Unfortunately, I'm not having much luck reproducing it. On my Python 2.4
system,
pssh does the parallel ssh to two nodes in 0.33 seconds on average. Do you
have any
other information that would help reproduce it? If not, I could whip up a
custom
commit with a bunch of print statements that might be able to give more
information.
I should probably go ahead and release pssh 2.1.1 now, to at least get it
working for
people with Python 2.4, but let's keep on working on your problem in this issue
for
now.
Original comment by [email protected]
on 4 Mar 2010 at 6:52
from parallel-ssh.
Well, it's definitely in the script, as this works with all due speed:
$ cat mypssh
#!/usr/bin/python
import os
os.system("ssh -A localhost whoami")
os.system("ssh -A localhost whoami")
$ time ./mypssh
pete
pete
real 0m1.236s
user 0m0.014s
sys 0m0.021s
Other than that, I'm not sure how I can help, but I'd be glad to run a custom
pssh
when you can add in some debugging / timing statements.
Pete
Original comment by [email protected]
on 4 Mar 2010 at 7:00
from parallel-ssh.
I've released PSSH 2.1.1. At least people with Python 2.4 shouldn't see
crashes
anymore.
pemerson, I just pushed a branch called "issue15". Would you please do a "git
pull;
git checkout issue15" and give me the output? The debugging info is a little
crude,
but if it turns out to be helpful, I might leave it in and add a "--debug"
option or
something.
Original comment by [email protected]
on 4 Mar 2010 at 7:40
from parallel-ssh.
Did you git push issue15?
$ git clone git://aml.cs.byu.edu/pssh.git
Initialized empty Git repository in /home/pete/pssh/.git/
remote: Counting objects: 771, done.
remote: Compressing objects: 100% (423/423), done.

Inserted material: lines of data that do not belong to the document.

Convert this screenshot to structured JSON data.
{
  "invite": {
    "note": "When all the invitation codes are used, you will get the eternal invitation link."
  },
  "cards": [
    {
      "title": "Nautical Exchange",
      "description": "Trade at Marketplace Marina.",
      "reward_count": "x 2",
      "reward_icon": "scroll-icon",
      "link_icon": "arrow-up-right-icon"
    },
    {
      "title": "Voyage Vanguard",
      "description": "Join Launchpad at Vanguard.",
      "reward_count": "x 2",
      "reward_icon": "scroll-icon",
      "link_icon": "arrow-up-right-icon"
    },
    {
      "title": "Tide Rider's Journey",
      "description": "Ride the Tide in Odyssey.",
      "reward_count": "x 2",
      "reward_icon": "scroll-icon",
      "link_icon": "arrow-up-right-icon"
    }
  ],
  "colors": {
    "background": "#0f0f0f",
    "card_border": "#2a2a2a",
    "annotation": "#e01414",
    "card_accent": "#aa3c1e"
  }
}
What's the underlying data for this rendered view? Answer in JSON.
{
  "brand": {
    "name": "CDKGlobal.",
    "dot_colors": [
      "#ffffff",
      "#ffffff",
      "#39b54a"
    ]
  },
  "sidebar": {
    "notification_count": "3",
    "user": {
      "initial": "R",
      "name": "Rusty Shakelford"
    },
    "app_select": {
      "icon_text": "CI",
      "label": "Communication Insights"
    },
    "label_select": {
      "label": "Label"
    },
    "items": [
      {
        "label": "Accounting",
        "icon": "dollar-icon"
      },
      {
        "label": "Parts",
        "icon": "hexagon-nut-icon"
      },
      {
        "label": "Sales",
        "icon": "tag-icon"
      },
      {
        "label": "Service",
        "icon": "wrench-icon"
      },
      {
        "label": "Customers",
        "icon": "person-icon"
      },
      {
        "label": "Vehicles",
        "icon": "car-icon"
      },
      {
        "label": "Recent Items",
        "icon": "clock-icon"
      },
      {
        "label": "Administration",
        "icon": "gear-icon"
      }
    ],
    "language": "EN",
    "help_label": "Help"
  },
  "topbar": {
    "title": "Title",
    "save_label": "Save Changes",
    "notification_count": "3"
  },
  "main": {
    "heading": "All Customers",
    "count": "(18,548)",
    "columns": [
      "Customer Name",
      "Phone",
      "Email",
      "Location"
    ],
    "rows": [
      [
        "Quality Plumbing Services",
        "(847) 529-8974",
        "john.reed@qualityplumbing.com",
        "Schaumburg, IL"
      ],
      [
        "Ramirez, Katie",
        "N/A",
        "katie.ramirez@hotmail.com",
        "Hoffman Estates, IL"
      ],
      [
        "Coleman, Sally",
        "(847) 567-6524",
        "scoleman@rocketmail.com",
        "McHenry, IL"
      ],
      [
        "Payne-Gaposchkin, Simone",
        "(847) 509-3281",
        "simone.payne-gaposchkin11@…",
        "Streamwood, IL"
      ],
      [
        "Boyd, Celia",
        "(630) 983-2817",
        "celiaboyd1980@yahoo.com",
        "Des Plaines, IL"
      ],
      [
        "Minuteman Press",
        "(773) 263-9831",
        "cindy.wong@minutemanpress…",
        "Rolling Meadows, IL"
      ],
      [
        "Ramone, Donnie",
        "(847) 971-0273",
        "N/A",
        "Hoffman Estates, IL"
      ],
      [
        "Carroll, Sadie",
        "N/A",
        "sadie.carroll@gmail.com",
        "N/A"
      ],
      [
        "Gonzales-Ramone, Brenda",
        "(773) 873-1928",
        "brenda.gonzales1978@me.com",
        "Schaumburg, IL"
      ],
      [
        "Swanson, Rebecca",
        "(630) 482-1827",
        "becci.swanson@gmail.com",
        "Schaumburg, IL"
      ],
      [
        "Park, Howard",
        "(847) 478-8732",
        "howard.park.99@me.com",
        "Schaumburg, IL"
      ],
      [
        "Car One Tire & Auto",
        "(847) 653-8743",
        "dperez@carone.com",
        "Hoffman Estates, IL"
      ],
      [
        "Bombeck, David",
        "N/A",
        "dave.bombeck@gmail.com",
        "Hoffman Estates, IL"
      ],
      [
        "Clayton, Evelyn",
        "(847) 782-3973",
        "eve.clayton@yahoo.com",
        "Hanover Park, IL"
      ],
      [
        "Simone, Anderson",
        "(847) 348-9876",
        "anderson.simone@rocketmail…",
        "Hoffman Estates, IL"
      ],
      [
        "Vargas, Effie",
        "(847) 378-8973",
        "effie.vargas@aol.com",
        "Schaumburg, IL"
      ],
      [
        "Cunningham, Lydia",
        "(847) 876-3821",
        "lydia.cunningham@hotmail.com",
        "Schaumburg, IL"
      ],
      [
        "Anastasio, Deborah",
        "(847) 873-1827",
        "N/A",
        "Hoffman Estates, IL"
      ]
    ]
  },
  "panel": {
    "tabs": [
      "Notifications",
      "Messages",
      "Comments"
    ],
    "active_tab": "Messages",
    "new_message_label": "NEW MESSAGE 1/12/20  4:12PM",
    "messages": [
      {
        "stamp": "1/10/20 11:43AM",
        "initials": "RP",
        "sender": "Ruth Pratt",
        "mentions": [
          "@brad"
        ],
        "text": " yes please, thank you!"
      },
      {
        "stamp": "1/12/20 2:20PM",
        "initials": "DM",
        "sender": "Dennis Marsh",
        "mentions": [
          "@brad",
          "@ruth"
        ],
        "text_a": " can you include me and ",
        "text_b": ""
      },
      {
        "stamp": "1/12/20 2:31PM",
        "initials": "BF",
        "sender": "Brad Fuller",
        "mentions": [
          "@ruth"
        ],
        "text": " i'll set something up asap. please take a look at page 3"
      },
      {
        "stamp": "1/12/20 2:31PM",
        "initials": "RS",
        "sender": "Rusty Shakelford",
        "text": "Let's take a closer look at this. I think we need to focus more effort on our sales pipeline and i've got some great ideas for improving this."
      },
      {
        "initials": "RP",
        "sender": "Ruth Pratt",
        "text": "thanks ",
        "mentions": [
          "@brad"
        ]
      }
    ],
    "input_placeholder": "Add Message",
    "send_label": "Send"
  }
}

remote: Total 771 (delta 540), reused 452 (delta 323)
Receiving objects: 100% (771/771), 198.62 KiB, done.
Resolving deltas: 100% (540/540), done.
$ cd pssh
$ git checkout issue15
error: pathspec 'issue15' did not match any file(s) known to git.
Original comment by [email protected]
on 4 Mar 2010 at 7:50
from parallel-ssh.
Oops. That should have been "git checkout origin/issue15". Sorry for the
mistake.
Original comment by [email protected]
on 4 Mar 2010 at 7:55
from parallel-ssh.
Ah, well, I'm still a git newb (but liking what I've seen so far)!
$ time pssh -i -H localhost -H localhost whoami
Thu Mar 4 20:04:32 2010 process starting
Thu Mar 4 20:04:38 2010 process started
Thu Mar 4 20:04:38 2010 process starting
Thu Mar 4 20:04:44 2010 process started
Thu Mar 4 20:04:44 2010 task still running
Thu Mar 4 20:04:44 2010 task still running
Thu Mar 4 20:04:44 2010 starting select
Thu Mar 4 20:04:44 2010 select finished
Thu Mar 4 20:04:44 2010 closing stderr
Thu Mar 4 20:04:44 2010 task still running
Thu Mar 4 20:04:44 2010 task still running
Thu Mar 4 20:04:44 2010 starting select
Thu Mar 4 20:04:44 2010 select finished
Thu Mar 4 20:04:44 2010 closing stdout
Thu Mar 4 20:04:44 2010 task finished
[1] 20:04:44 [SUCCESS] localhost
pete
Thu Mar 4 20:04:44 2010 task still running
Thu Mar 4 20:04:44 2010 task still running
Thu Mar 4 20:04:44 2010 starting select
Thu Mar 4 20:04:45 2010 select finished
Thu Mar 4 20:04:45 2010 task still running
Thu Mar 4 20:04:45 2010 starting select
Thu Mar 4 20:04:45 2010 select finished
Thu Mar 4 20:04:45 2010 closing stdout
Thu Mar 4 20:04:45 2010 task still running
Thu Mar 4 20:04:45 2010 starting select
Thu Mar 4 20:04:45 2010 select finished
Thu Mar 4 20:04:45 2010 closing stderr
Thu Mar 4 20:04:45 2010 task still running
Thu Mar 4 20:04:45 2010 starting select
Thu Mar 4 20:04:45 2010 handling sigchld
Thu Mar 4 20:04:45 2010 select interrupted
Thu Mar 4 20:04:45 2010 task finished
[2] 20:04:45 [SUCCESS] localhost
pete
real 0m13.008s
user 0m10.684s
sys 0m1.394s
Original comment by [email protected]
on 4 Mar 2010 at 8:06
from parallel-ssh.
Fascinating. I put a timestamp just before the Popen and just after the Popen
on a
whim. I really didn't think there was a chance that the Popen would actually
be
hanging. I have know idea why the Popen call would hang for 6 seconds. Do you
have
any ideas?
Original comment by [email protected]
on 4 Mar 2010 at 8:39
from parallel-ssh.
This probably isn't relevant, but what do you get if you do this in the Python
interactive interpreter:
os.sysconf("SC_OPEN_MAX")
Original comment by [email protected]
on 4 Mar 2010 at 9:40
from parallel-ssh.
$ python
Python 2.4.3 (#1, Sep 3 2009, 15:37:37)
[GCC 4.1.2 20080704 (Red Hat 4.1.2-46)] on linux2
Type "help", "copyright", "credits" or "license" for more information.
>>> import os
>>> os.sysconf("SC_OPEN_MAX")
1000000
Original comment by [email protected]
on 4 Mar 2010 at 9:44
from parallel-ssh.
What did you do to your system? :) On mine, SC_OPEN_MAX is 4096.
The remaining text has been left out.